Motivation

Where approaches such as linear regression and sub-space models are based on reducing the dimensionality of a signal to capture the essential information in a signal, in many cases we want to model the full range of possible signals. For that purpose we can design models the statistical distribution of the signal. For example, it is possible to model a signal as a Gaussian process, where every observation has a (multivariate) Gaussian (normal) distribution.

Speech signals however feature much more structure than simple Gaussian processes. For example voiced signals are very different from unvoiced signals, and within both voiced and unvoiced signals we have a multitude of distinct groups of utterances whose statistical characteristics are clearly different. Modelling them all with a Gaussian process would ignore such structures and the model would therefore be inefficient. 

Mixture models is a type of models, where we assume that the signal under study consists of several distinct classes, where each class has its own unique statistical model. That is, for example the statistics of voiced sounds is clearly different from those of unvoiced sounds. We model each class with its own distribution and their joint distribution is the weighted sum of the class distributions. The weights of each distribution correspond to the frequency with which they appear in the signal. So if unvoiced signals would in some hypothetical language constitute 30% of all speech sounds, then the weight of the unvoiced class would be 0.3. 

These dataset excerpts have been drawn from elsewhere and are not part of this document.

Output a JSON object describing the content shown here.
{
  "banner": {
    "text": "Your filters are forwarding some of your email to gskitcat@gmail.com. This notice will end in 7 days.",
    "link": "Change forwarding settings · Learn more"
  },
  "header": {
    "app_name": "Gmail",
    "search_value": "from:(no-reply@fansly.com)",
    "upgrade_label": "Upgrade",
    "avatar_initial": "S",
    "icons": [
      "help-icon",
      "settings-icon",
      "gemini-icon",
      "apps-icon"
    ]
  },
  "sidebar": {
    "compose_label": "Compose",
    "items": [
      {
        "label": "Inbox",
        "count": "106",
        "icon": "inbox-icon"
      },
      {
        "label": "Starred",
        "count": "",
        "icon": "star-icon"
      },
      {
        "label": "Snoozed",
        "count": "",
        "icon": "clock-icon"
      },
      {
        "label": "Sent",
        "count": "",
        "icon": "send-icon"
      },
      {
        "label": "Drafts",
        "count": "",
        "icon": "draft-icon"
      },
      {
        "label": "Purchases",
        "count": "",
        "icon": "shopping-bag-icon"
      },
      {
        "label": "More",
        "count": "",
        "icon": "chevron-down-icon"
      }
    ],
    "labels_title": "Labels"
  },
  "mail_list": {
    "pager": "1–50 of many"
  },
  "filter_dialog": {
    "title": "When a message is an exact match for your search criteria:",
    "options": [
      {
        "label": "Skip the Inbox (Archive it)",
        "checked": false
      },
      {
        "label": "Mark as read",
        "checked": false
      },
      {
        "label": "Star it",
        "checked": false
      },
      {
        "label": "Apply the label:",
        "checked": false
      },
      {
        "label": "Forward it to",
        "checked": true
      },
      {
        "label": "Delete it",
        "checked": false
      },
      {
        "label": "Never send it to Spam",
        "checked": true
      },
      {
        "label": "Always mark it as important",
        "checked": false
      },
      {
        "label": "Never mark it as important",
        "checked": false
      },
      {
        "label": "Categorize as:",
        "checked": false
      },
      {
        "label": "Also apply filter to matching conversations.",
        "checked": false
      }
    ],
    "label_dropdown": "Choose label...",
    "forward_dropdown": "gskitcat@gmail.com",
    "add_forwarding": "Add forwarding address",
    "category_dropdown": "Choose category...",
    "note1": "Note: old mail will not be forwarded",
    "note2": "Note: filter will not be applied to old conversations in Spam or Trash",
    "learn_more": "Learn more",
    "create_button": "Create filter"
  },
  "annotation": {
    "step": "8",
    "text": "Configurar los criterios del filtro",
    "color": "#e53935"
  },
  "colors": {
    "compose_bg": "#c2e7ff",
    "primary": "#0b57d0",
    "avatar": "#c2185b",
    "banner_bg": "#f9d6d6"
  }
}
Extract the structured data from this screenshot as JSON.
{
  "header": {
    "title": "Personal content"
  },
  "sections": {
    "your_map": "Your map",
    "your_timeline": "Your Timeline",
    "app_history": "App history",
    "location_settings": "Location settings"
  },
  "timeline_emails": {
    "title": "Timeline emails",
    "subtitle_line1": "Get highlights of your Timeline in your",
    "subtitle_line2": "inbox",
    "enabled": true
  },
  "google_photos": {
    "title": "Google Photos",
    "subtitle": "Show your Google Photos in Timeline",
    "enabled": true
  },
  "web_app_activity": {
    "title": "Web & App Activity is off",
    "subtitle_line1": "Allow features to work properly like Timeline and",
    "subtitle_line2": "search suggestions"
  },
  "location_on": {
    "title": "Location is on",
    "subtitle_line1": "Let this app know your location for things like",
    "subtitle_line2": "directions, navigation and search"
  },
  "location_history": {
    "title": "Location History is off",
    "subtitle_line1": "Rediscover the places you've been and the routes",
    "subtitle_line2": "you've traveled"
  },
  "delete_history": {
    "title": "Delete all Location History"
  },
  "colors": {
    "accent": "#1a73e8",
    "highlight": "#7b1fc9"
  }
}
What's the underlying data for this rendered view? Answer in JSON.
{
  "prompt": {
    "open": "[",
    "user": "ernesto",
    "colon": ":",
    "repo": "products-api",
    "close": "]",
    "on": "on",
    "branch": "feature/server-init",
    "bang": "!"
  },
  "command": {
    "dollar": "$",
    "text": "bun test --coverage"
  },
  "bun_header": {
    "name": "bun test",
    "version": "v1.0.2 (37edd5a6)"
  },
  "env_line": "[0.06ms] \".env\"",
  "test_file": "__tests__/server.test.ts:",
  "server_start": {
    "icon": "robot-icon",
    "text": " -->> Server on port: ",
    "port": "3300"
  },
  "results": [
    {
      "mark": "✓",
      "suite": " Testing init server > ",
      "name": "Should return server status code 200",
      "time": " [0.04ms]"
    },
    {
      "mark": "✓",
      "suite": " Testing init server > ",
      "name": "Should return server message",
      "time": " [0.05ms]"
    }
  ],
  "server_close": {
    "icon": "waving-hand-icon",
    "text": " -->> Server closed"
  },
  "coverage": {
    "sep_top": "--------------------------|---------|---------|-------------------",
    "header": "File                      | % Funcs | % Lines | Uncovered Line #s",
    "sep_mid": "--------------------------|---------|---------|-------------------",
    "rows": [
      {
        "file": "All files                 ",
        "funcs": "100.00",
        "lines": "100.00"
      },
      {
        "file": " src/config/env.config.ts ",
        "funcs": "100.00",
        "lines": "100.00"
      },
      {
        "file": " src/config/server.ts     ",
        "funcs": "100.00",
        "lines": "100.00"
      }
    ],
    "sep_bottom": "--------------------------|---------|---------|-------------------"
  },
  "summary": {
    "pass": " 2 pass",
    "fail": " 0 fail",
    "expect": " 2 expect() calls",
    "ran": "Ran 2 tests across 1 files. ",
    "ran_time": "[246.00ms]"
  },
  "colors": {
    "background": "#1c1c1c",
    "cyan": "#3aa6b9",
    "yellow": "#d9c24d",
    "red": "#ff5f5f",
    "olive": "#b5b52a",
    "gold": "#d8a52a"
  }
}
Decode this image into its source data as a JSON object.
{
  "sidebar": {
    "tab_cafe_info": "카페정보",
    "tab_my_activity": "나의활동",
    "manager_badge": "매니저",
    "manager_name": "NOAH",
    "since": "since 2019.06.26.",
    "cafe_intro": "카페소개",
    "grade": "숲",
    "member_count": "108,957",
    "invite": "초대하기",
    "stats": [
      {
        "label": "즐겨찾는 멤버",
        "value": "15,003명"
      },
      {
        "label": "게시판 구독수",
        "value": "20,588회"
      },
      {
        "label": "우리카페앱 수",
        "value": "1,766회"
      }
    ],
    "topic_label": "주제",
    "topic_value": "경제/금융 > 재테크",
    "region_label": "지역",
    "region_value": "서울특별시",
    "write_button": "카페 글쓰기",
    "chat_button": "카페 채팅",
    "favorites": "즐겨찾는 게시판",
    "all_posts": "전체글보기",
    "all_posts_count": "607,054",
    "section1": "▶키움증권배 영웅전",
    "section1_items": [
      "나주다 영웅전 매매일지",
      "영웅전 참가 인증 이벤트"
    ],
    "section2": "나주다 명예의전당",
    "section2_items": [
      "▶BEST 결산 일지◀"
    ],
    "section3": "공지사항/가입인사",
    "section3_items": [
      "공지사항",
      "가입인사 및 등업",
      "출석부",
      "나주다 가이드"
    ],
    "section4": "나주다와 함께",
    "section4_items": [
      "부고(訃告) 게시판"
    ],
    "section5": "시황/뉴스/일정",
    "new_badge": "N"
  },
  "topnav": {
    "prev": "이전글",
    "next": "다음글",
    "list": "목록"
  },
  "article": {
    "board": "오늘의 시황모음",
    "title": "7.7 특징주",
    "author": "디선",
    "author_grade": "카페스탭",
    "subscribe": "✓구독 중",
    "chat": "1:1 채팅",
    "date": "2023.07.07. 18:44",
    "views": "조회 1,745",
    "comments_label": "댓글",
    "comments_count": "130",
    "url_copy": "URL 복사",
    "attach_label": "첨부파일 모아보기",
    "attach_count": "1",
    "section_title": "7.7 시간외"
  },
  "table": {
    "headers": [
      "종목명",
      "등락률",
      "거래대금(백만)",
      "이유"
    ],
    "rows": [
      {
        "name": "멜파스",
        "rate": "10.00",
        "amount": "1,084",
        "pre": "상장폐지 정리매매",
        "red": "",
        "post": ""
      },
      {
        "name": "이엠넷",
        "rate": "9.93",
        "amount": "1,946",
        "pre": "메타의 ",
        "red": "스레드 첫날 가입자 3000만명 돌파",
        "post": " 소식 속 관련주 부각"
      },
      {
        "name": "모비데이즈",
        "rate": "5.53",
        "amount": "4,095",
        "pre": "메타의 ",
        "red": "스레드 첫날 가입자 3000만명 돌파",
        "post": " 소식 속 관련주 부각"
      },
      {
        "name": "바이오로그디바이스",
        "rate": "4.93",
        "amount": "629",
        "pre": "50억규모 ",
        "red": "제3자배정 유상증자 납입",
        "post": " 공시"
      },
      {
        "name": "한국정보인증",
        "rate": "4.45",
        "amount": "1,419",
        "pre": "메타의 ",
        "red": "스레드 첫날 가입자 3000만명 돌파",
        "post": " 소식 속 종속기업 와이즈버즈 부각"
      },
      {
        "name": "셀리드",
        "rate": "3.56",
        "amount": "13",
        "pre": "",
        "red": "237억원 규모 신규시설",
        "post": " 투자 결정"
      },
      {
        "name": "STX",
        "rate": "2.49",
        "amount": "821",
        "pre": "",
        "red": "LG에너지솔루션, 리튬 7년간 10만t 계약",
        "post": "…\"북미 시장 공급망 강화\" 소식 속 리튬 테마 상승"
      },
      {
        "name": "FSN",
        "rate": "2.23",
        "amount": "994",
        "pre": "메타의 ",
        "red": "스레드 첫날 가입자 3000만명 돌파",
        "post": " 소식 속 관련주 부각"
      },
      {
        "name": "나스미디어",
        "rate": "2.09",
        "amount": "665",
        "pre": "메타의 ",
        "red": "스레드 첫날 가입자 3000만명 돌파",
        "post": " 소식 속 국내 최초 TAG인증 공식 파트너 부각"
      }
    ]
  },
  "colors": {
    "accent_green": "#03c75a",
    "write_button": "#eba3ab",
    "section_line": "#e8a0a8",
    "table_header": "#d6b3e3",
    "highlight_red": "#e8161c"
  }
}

The most typical mixture model structure uses Gaussian (normal) distributions for each of the classes, so that the whole model is known as a Gaussian mixture model (GMM). Depending on application the class-distributions can obviously take other forms than Gaussian, for example a Beta mixture model could be used if the individual classes follow the Beta distribution. In this document we however focus on Gaussian mixture models because it is most common among mixture models and demonstrates application in an accessible way.


Model definition

The multivariate normal distribution for a variable x is defined as 

f\left(x;\Sigma,\mu\right) = \frac{1}{\sqrt{\left(2\pi\right)^N |\Sigma|}} \exp\left[-\frac12 (x-\mu)^T \Sigma^{-1}(x-\mu)\right],

where

\Sigma

and 

\mu

are the covariance and mean of the process, respectively, with N dimensions. In other words, this is the familiar Gaussian process for vectors x

Suppose then that we have K classes in the signal, where each class has its own covariance and mean

\Sigma_k

and 

\mu_k.

The Gaussian mixture model is then defined as

\boxed{f\left(x\right) = \sum_{k=1}^K \alpha_k f\left(x; \Sigma_k,\mu_k\right),}

where the weights

\alpha_k

add up to unity

\sum_{k=1}^K \alpha_k=1.


Applications

  • In recognition/classification applications, we can, for example, model a system which has two distinct states (like speech and noise) and train a GMM with mixture components matching those states. When receiving a microphone signal, we can then determine the likelihood of each mixture component and thus obtain the likelihood that the signal is speech or noise.
  • In transmission applications, our objective is to model the signal such that we can transmit likely signals with a small amount of bits and unlikely signals with a large number of bits. If we train a GMM on a speech database, we can determine which signals are speech-like, such that those can be transmitted with a low number of bits.